# Ratings info removed from Partner "Summary & Trips" page



## NOLA-Uber (Nov 13, 2015)

I noticed last night that the ratings number at the top of the "Summary & Trips" page disappeared sometime yesterday. It used to be located between the "trips" and "Fares" numbers. Is it missing on everybody else's summary page?


----------



## Smokenburn (Oct 23, 2015)

I noticed the recent ratings are gone now too. Great.


----------



## LAuberX (Jun 3, 2014)

Yep, just checked.
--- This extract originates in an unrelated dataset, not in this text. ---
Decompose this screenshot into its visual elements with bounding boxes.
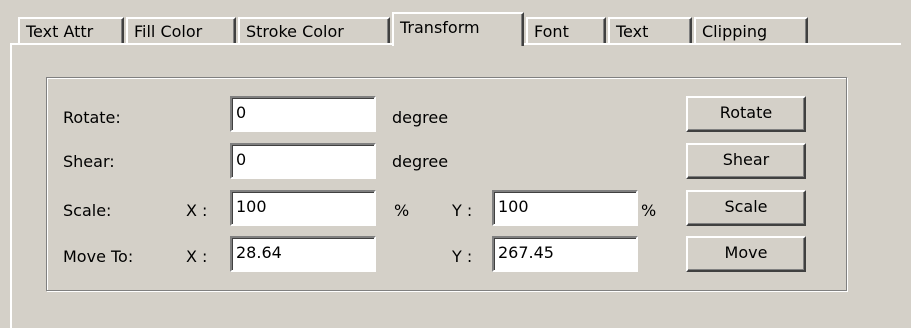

It's gone when viewed from a P.C. 

The only rating now is the same one the pax sees, at the top right of the dashboard.


----------



## Smokenburn (Oct 23, 2015)

https://uberpeople.net/threads/anyone-else-lose-their-1-7-365-day-average-ratings-on-summary.54642/


----------



## Lionpaw38 (Nov 10, 2015)

I asked


----------



## alln (Jun 16, 2015)

NOLA-Uber said:


> I noticed last night that the ratings number at the top of the "Summary & Trips" page disappeared sometime yesterday. It used to be located between the "trips" and "Fares" numbers. Is it missing on everybody else's summary page?


Yes I noticed this as well


----------



## Horsebm (Jul 21, 2015)

Lionpaw38 said:


> I asked


I don't have a lot of faith in Ubers response to your questions. It is my opinion that Uber will not restore the 1,7,30 or 365 rating on our driver summery. By keeping us in the dark it allows Uber to manipulate our ratings when they feel the need. Just another mind game.


----------